Gina Born, Bestatterin: «Der Aufbahrungsraum ist unser Schmuckstück»

Weil die Familie Born aufgebahrte Verstorbene auf dem Friedhof Olten nicht berühren konnte, gründeten sie 2014 ein Bestattungsunternehmen. Gina Born erzählt die Geschichte der jungen Firma.

Der Stillgewordene lag hinter Glas, weit weg, keine Chance den Gefühlen freien Lauf zu lassen. «Vom Mann meiner Grosstante und von meinem Opa konnten wir uns nur hinter einer grossen Glasscheibe verabschieden», sagt Gina Born. «Auf dem Friedhof in Olten gab es damals keine Möglichkeit, einem Verstorbenen nahe zu sein, ihn zu berühren. Das hat meine Mutter gestört. Und sie begann sich Gedanken zu machen, diesem ‹Missstand› abzuhelfen.»

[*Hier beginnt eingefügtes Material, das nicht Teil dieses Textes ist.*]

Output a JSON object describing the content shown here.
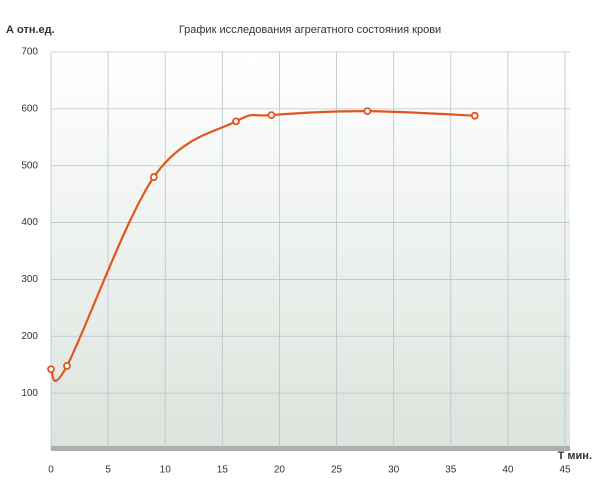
{
  "chart_data": {
    "type": "line",
    "title": "График исследования  агрегатного состояния крови",
    "y_label": "А отн.ед.",
    "x_label": "Т мин.",
    "series": [
      {
        "color": "#e0561e",
        "x": [
          0,
          1.4,
          9.0,
          16.2,
          19.3,
          27.7,
          37.1
        ],
        "values": [
          142,
          148,
          480,
          578,
          589,
          596,
          588
        ]
      }
    ],
    "xlim": [
      0,
      45
    ],
    "xticks": [
      0,
      5,
      10,
      15,
      20,
      25,
      30,
      35,
      40,
      45
    ],
    "ylim": [
      0,
      700
    ],
    "yticks": [
      100,
      200,
      300,
      400,
      500,
      600,
      700
    ],
    "grid": true
  }
}
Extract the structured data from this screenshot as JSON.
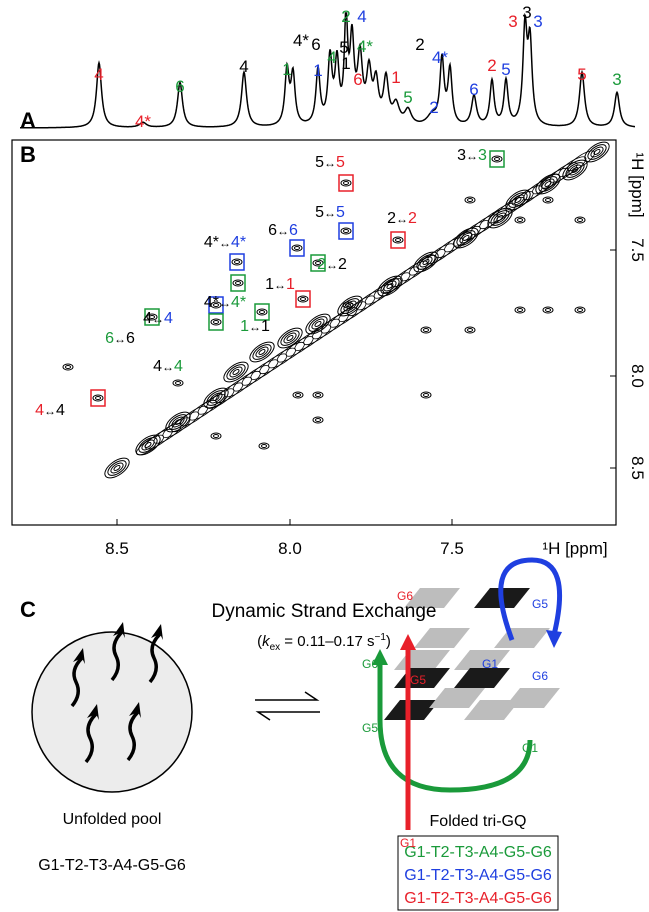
{
  "panel_a": {
    "label": "A",
    "peaks": [
      {
        "text": "4",
        "color": "red"
      },
      {
        "text": "4*",
        "color": "red"
      },
      {
        "text": "6",
        "color": "green"
      },
      {
        "text": "4",
        "color": "black"
      },
      {
        "text": "1",
        "color": "green"
      },
      {
        "text": "4*",
        "color": "black"
      },
      {
        "text": "6",
        "color": "black"
      },
      {
        "text": "1",
        "color": "blue"
      },
      {
        "text": "4",
        "color": "green"
      },
      {
        "text": "1",
        "color": "black"
      },
      {
        "text": "2",
        "color": "green"
      },
      {
        "text": "4",
        "color": "blue"
      },
      {
        "text": "5",
        "color": "black"
      },
      {
        "text": "4*",
        "color": "green"
      },
      {
        "text": "6",
        "color": "red"
      },
      {
        "text": "1",
        "color": "red"
      },
      {
        "text": "5",
        "color": "green"
      },
      {
        "text": "2",
        "color": "black"
      },
      {
        "text": "4*",
        "color": "blue"
      },
      {
        "text": "2",
        "color": "blue"
      },
      {
        "text": "6",
        "color": "blue"
      },
      {
        "text": "2",
        "color": "red"
      },
      {
        "text": "5",
        "color": "blue"
      },
      {
        "text": "3",
        "color": "red"
      },
      {
        "text": "3",
        "color": "black"
      },
      {
        "text": "3",
        "color": "blue"
      },
      {
        "text": "5",
        "color": "red"
      },
      {
        "text": "3",
        "color": "green"
      }
    ]
  },
  "panel_b": {
    "label": "B",
    "x_axis_label": "¹H [ppm]",
    "y_axis_label": "¹H [ppm]",
    "x_tick_labels": [
      "8.5",
      "8.0",
      "7.5"
    ],
    "y_tick_labels": [
      "7.5",
      "8.0",
      "8.5"
    ],
    "arrow": "↔",
    "cross_peaks": [
      {
        "from": "5",
        "from_color": "black",
        "to": "5",
        "to_color": "red"
      },
      {
        "from": "3",
        "from_color": "black",
        "to": "3",
        "to_color": "green"
      },
      {
        "from": "5",
        "from_color": "black",
        "to": "5",
        "to_color": "blue"
      },
      {
        "from": "2",
        "from_color": "black",
        "to": "2",
        "to_color": "red"
      },
      {
        "from": "6",
        "from_color": "black",
        "to": "6",
        "to_color": "blue"
      },
      {
        "from": "4*",
        "from_color": "black",
        "to": "4*",
        "to_color": "blue"
      },
      {
        "from": "2",
        "from_color": "green",
        "to": "2",
        "to_color": "black"
      },
      {
        "from": "1",
        "from_color": "black",
        "to": "1",
        "to_color": "red"
      },
      {
        "from": "4*",
        "from_color": "black",
        "to": "4*",
        "to_color": "green"
      },
      {
        "from": "1",
        "from_color": "green",
        "to": "1",
        "to_color": "black"
      },
      {
        "from": "4",
        "from_color": "black",
        "to": "4",
        "to_color": "blue"
      },
      {
        "from": "6",
        "from_color": "green",
        "to": "6",
        "to_color": "black"
      },
      {
        "from": "4",
        "from_color": "black",
        "to": "4",
        "to_color": "green"
      },
      {
        "from": "4",
        "from_color": "red",
        "to": "4",
        "to_color": "black"
      }
    ]
  },
  "panel_c": {
    "label": "C",
    "title": "Dynamic Strand Exchange",
    "rate": {
      "open": "(",
      "symbol": "k",
      "subscript": "ex",
      "value": " = 0.11–0.17 s",
      "superscript": "−1",
      "close": ")"
    },
    "unfolded_label": "Unfolded pool",
    "unfolded_sequence": "G1-T2-T3-A4-G5-G6",
    "folded_label": "Folded tri-GQ",
    "folded_sequences": [
      {
        "text": "G1-T2-T3-A4-G5-G6",
        "color": "green"
      },
      {
        "text": "G1-T2-T3-A4-G5-G6",
        "color": "blue"
      },
      {
        "text": "G1-T2-T3-A4-G5-G6",
        "color": "red"
      }
    ],
    "strand_labels": [
      {
        "text": "G6",
        "color": "red"
      },
      {
        "text": "G5",
        "color": "blue"
      },
      {
        "text": "G6",
        "color": "green"
      },
      {
        "text": "G5",
        "color": "red"
      },
      {
        "text": "G1",
        "color": "blue"
      },
      {
        "text": "G6",
        "color": "blue"
      },
      {
        "text": "G5",
        "color": "green"
      },
      {
        "text": "G1",
        "color": "green"
      },
      {
        "text": "G1",
        "color": "red"
      }
    ]
  }
}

Die Familie Born betreibt seit über 80 Jahren ein Reiseunternehmen, organisieren Ferienreisen im Car, Tagesausflüge, Konzertfahrten usw. Im Betrieb an der Aarauerstrasse 114 in Olten gab es genug Platz, einen stimmungsvollen Aufbahrungsraum einzurichten. «Und weil ein Aufbahrungsraum alleine keinen Sinn macht, gründeten wir 2014 ein Bestattungsunternehmen», erzählt die 27-Jährige.

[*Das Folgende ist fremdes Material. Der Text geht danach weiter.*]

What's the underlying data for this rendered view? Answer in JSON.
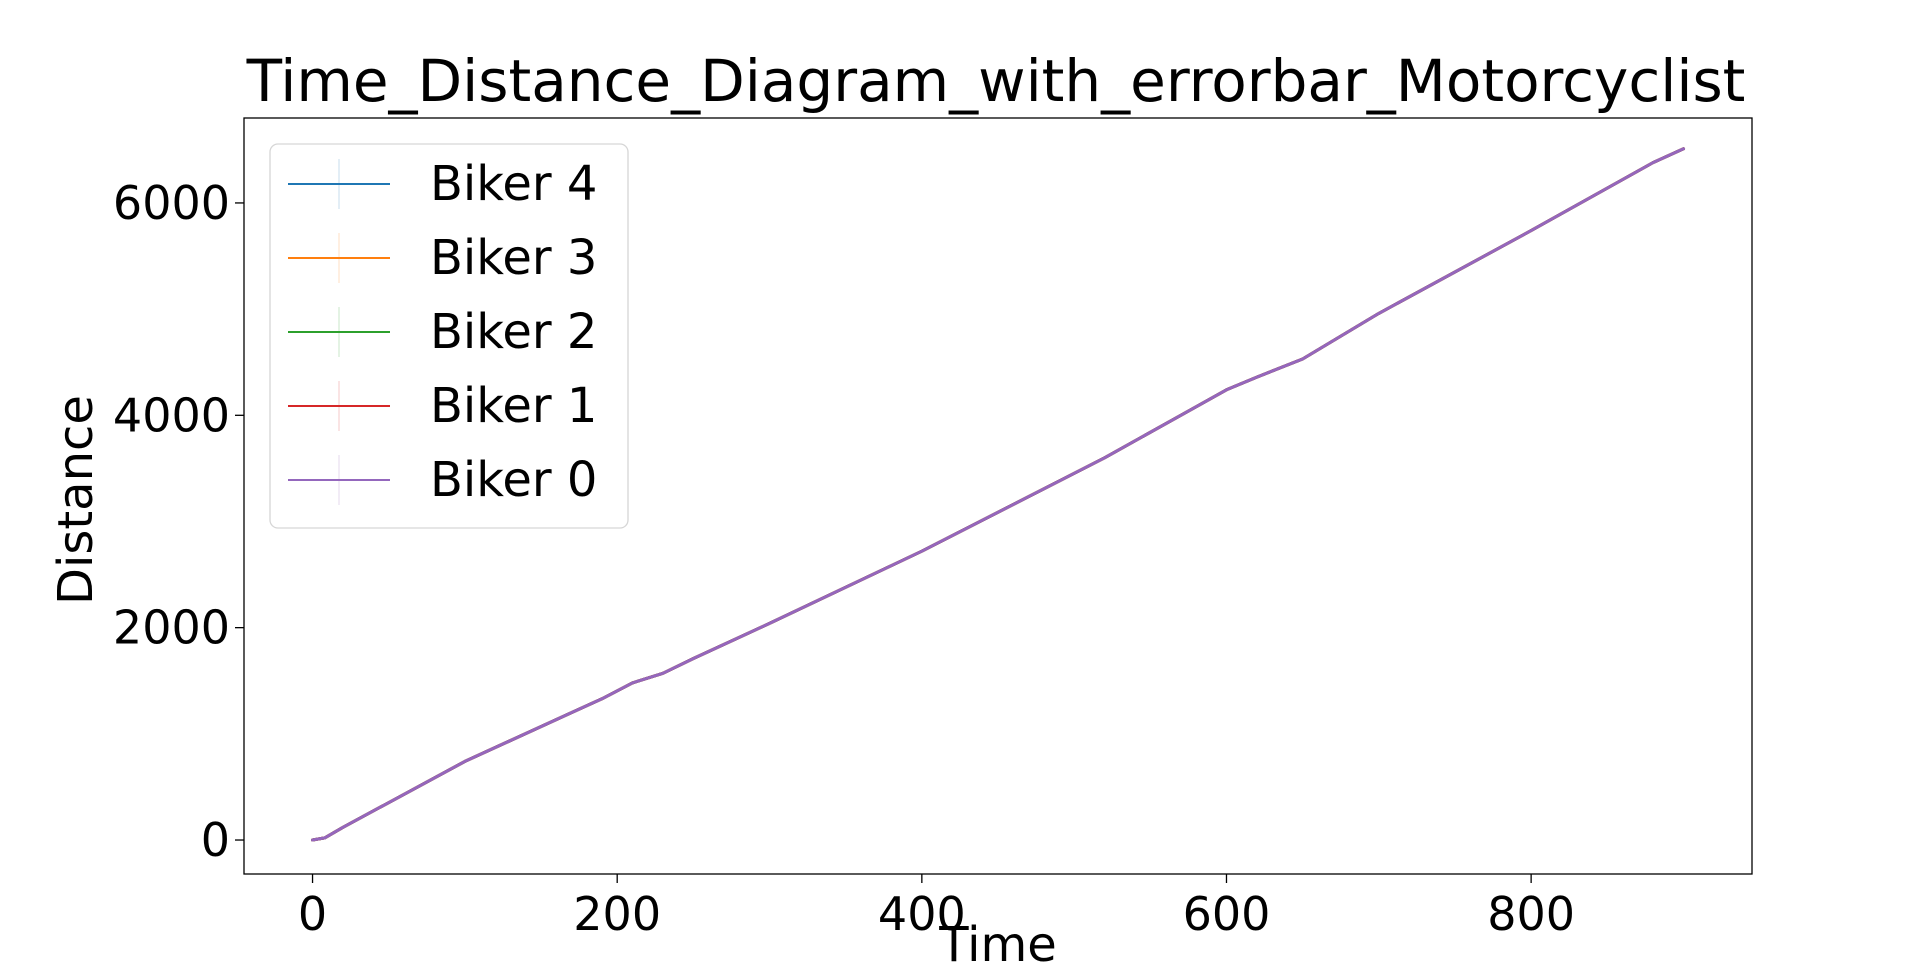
{
  "chart_data": {
    "type": "line",
    "title": "Time_Distance_Diagram_with_errorbar_Motorcyclist",
    "xlabel": "Time",
    "ylabel": "Distance",
    "xlim": [
      -45,
      945
    ],
    "ylim": [
      -320,
      6800
    ],
    "x_ticks": [
      0,
      200,
      400,
      600,
      800
    ],
    "y_ticks": [
      0,
      2000,
      4000,
      6000
    ],
    "x_tick_labels": [
      "0",
      "200",
      "400",
      "600",
      "800"
    ],
    "y_tick_labels": [
      "0",
      "2000",
      "4000",
      "6000"
    ],
    "grid": false,
    "legend_position": "top-left",
    "series": [
      {
        "name": "Biker 4",
        "color": "#1f77b4",
        "x": [
          0,
          8,
          20,
          60,
          100,
          170,
          190,
          210,
          230,
          250,
          300,
          400,
          520,
          570,
          600,
          620,
          650,
          700,
          800,
          880,
          900
        ],
        "y": [
          0,
          20,
          120,
          430,
          740,
          1200,
          1330,
          1480,
          1570,
          1710,
          2040,
          2720,
          3600,
          4000,
          4240,
          4360,
          4530,
          4960,
          5740,
          6380,
          6510
        ]
      },
      {
        "name": "Biker 3",
        "color": "#ff7f0e",
        "x": [
          0,
          8,
          20,
          60,
          100,
          170,
          190,
          210,
          230,
          250,
          300,
          400,
          520,
          570,
          600,
          620,
          650,
          700,
          800,
          880,
          900
        ],
        "y": [
          0,
          20,
          120,
          430,
          740,
          1200,
          1330,
          1480,
          1570,
          1710,
          2040,
          2720,
          3600,
          4000,
          4240,
          4360,
          4530,
          4960,
          5740,
          6380,
          6510
        ]
      },
      {
        "name": "Biker 2",
        "color": "#2ca02c",
        "x": [
          0,
          8,
          20,
          60,
          100,
          170,
          190,
          210,
          230,
          250,
          300,
          400,
          520,
          570,
          600,
          620,
          650,
          700,
          800,
          880,
          900
        ],
        "y": [
          0,
          20,
          120,
          430,
          740,
          1200,
          1330,
          1480,
          1570,
          1710,
          2040,
          2720,
          3600,
          4000,
          4240,
          4360,
          4530,
          4960,
          5740,
          6380,
          6510
        ]
      },
      {
        "name": "Biker 1",
        "color": "#d62728",
        "x": [
          0,
          8,
          20,
          60,
          100,
          170,
          190,
          210,
          230,
          250,
          300,
          400,
          520,
          570,
          600,
          620,
          650,
          700,
          800,
          880,
          900
        ],
        "y": [
          0,
          20,
          120,
          430,
          740,
          1200,
          1330,
          1480,
          1570,
          1710,
          2040,
          2720,
          3600,
          4000,
          4240,
          4360,
          4530,
          4960,
          5740,
          6380,
          6510
        ]
      },
      {
        "name": "Biker 0",
        "color": "#9467bd",
        "x": [
          0,
          8,
          20,
          60,
          100,
          170,
          190,
          210,
          230,
          250,
          300,
          400,
          520,
          570,
          600,
          620,
          650,
          700,
          800,
          880,
          900
        ],
        "y": [
          0,
          20,
          120,
          430,
          740,
          1200,
          1330,
          1480,
          1570,
          1710,
          2040,
          2720,
          3600,
          4000,
          4240,
          4360,
          4530,
          4960,
          5740,
          6380,
          6510
        ]
      }
    ]
  }
}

Bestatterin Gina Born im Aufbahrungsraum
«Der Aufbahrungsraum ist nach wie vor ein zentraler Punkt unserer Philosophie. Angehörige erhalten einen Code und können Tag und Nacht ein- und ausgehen. Sie können den Raum schmücken und so persönlich einrichten, wie sie möchten», sagt Gina Born. (Foto: Daniela Friedli)

Praktikum bei einfühlsamen Bestatter

Dem Bau des Aufbahrungsraumes und der Gründung des Bestattungsunternehmens gingen umfangreiche Vorbereitungsarbeiten voraus. Die Borns befragten alle Nachbarn, wollten herausfinden, ob ein Bestattungsunternehmen im Quartier irgendjemandem Probleme bereiten würde. Das war nicht der Fall, und so machte sich das Trio an die Umsetzung. Gina Born erhielt die Möglichkeit, bei Ricco Biaggi ein Praktikum zu machen. Der Bestattungsunternehmer aus Frick AG gilt als einfühlsamer, erfahrener Berufsmann. «Ich lernte viel», sagt Gina Born. «Sowohl auf der beruflichen, wie auf der menschlichen Ebene.»

Bestatterluft konnte die junge Frau ebenfalls beim Bestattungs- und Friedhofamt der Stadt Zürich schnuppern. «Das war eine sehr lehrreiche Zeit», sagt Gina Born. «Danach engagierten wir einen ausgewiesenen Berufsmann. Sandro Güntert arbeitete ein Jahr lang bei uns und unterstützte uns beim Aufbau unseres Geschäfts.»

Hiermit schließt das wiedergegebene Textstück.